One of the most widely speculated aspects of individual direct tax has been the reintroduction of tax on Long Term Capital Gains (LTCG) on sale of equity shares. While there is high expectation of such a proposal, the government will need to consider optics, impact on market sentiment, and whether the small amount by which tax revenues will go up will be worth the trouble.
Industry / Manufacturing / Make in India
Growth of capital expenditure on Defence has been stagnating over the last few years. This combined with the focus on internal security and need for enhanced capabilities at India’s borders is likely to drive a larger allocation towards Defence, with a special focus on Make in India.

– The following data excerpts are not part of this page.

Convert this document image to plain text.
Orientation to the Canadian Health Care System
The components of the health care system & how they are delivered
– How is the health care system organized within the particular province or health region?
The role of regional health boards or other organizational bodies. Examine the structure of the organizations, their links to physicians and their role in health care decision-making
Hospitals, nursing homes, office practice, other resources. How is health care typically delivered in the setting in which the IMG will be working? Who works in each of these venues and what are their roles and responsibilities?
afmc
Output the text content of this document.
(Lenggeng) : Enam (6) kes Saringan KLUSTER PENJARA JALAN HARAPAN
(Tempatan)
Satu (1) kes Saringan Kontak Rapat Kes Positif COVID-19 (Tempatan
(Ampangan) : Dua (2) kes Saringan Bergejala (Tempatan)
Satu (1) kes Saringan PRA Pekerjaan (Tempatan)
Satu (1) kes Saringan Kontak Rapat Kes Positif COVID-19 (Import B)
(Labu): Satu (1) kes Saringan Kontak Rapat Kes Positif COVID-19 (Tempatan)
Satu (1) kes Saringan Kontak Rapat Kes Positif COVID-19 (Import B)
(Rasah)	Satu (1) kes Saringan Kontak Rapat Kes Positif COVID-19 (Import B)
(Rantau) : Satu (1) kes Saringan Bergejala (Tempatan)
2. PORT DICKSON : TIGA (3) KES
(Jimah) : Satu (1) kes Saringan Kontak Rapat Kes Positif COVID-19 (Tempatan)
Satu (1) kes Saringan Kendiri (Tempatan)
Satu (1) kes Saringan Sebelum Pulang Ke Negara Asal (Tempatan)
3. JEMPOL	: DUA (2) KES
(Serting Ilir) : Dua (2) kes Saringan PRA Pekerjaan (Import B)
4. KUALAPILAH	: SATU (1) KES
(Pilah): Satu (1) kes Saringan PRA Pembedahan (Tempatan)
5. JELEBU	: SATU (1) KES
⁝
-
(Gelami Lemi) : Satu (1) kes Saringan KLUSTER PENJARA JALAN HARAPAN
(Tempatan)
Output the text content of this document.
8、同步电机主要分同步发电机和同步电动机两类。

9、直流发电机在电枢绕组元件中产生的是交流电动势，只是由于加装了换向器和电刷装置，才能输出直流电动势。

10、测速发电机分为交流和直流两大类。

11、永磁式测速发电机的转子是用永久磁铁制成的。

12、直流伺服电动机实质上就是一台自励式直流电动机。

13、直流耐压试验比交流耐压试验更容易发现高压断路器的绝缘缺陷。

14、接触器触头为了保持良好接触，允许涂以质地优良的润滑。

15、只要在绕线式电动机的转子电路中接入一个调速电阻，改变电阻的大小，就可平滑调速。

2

As per Economic Survey 2018, which sets the tone for policy making, Exports offers the biggest potential for upside in terms of both growth and fiscal balance. Moreover, given that both Demonetization and GST have impacted the Exports segment (especially MSMEs) disproportionately, one can expect significant incentives for exporters.
Savings / Investments
Cost of loans has not shown any significant fall due to the RBI’s inability to reduce interest rates. At the same time, interest on government savings schemes and bank deposits has seen a consistent slide. This squeeze has been felt most by the middle class. Hence the Finance Minister may have some sops to offer, which can boost returns, incentivize financial savings, and put more money in the hands of people.